EL POZO DE LOS HEROES

› Por Ignacio Apolo

Soy muy poco capaz de mentir, sobre todo en público. Sería genial poder inventar una loca relación con una película, para goce del lector y construcción de la propia imagen, pero de tanto inventar diálogos, historias, personajes y situaciones a lo largo de los años, en las entrevistas me da un ataque de perezosa sinceridad. No obstante, mi padre, el doctor Angel Virgilio Apolo Ramírez, nacido en Piñas, El Oro, Ecuador, en 1936 (dato que viene a responder la pregunta de si en serio mi apellido es Apolo: oh, sí, lo es), nos solía proponer, a mi hermano Angel y a mí, de niños, el siguiente dilema: “¿Les cuento una historia o les miento una historia?”. Creo que es obvio que siempre elegimos la segunda opción. Mi hermano es psicólogo; yo, escritor.
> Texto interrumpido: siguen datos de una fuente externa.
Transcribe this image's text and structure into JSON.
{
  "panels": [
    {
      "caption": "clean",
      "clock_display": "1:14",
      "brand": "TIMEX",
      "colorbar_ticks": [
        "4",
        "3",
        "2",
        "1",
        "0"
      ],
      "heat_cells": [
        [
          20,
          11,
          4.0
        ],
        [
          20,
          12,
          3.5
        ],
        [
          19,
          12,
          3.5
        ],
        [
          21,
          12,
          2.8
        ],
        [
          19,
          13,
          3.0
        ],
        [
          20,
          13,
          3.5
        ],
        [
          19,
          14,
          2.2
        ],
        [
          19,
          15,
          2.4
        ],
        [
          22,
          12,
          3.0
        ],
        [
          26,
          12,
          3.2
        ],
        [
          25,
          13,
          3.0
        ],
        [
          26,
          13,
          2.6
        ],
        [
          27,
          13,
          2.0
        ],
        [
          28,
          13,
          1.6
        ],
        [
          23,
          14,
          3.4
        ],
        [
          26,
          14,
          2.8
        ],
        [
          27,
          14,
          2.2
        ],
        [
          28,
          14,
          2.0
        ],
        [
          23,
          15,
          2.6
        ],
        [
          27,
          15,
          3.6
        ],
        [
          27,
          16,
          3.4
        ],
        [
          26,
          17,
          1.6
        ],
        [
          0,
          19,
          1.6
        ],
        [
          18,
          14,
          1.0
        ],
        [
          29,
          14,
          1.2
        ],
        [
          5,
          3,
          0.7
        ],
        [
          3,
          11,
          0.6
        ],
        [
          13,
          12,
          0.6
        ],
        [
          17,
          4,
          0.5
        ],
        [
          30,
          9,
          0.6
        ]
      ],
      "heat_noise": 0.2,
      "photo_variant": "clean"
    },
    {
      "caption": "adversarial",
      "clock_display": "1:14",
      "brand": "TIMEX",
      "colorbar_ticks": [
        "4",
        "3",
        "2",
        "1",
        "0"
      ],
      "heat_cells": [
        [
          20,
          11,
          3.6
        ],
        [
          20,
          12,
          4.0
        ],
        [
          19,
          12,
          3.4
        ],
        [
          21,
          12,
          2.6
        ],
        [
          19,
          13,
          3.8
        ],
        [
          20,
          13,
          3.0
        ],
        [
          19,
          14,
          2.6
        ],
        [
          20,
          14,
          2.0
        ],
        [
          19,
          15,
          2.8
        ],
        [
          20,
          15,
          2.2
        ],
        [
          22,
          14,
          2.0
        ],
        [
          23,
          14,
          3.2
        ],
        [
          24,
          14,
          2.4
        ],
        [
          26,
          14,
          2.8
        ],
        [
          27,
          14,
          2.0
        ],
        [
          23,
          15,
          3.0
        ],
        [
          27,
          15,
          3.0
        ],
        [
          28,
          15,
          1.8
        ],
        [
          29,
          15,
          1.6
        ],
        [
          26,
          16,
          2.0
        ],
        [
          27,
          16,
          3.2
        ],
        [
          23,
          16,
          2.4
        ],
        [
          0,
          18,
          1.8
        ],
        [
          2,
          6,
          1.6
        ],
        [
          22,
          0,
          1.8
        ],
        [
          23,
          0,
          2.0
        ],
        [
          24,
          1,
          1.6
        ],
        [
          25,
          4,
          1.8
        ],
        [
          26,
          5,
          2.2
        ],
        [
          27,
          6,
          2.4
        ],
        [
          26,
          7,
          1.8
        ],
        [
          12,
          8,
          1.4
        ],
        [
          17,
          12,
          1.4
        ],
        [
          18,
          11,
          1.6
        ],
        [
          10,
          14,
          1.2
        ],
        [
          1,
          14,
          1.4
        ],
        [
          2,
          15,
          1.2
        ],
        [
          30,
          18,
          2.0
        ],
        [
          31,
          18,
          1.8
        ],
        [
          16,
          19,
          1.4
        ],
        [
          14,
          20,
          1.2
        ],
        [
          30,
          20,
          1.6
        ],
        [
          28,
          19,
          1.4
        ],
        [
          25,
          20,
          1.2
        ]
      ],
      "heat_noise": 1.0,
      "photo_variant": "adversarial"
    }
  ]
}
Los recuerdos de mi infancia son particularmente borrosos, o mejor dicho, fragmentarios: consisten en breves flashes de pocos segundos. El primero, el más remoto, debe ser mi recuerdo más arcaico. Son unos molinos de viento, en una pantalla gigante, y los brazos de mi padre protegiéndonos. A mi hermano y a mí. Una locura, si lo pienso ahora. Yo no debía tener más de dos años. Mi hermano tres. Y, por reconstrucción posterior, había un tercer hermano en aquel momento, de pocas horas de vida, internado en agonía en el hospital. Había nacido Ceferino Apolo; moriría pocas horas después, envenenado por los anticuerpos de la sangre materna contra el factor RH de su propia sangre –algo similar me había ocurrido a mí, pero mediante dos transfusiones completas vía cordón umbilical, apenas nacido, lograron salvarme–.

Evidentemente, mi padre estaba a cargo de nosotros en aquel momento. Empiezo a comprender, padre yo de niños pequeños, recién ahora, a los 44, algo de aquel hombre. Comprendo poco: no sé qué se siente ver morir a tu bebé. Pero también mucho: sé lo que se siente proteger a tus hijos con tus brazos. Contarles una historia. Llevarlos a pasear. Evidentemente, mi padre nos llevó al cine. No era el cine de ahora. Angel Virgilio no tenía posibilidades de encontrar rápidamente un producto Disney o Pixar adecuado a nuestra edad. De modo que, por lo que entiendo, nos llevó a ver El Quijote. ¿Cuál versión? Lo desconozco. Alguna versión proyectada en cines de Buenos Aires en el primer o segundo año de la década del ’70. ¿Por qué la recuerdo? La vida, la muerte, la paternidad de entonces, mi paternidad actual, me traen los brazos de mi padre protegiéndonos de las enloquecidas aspas de los molinos.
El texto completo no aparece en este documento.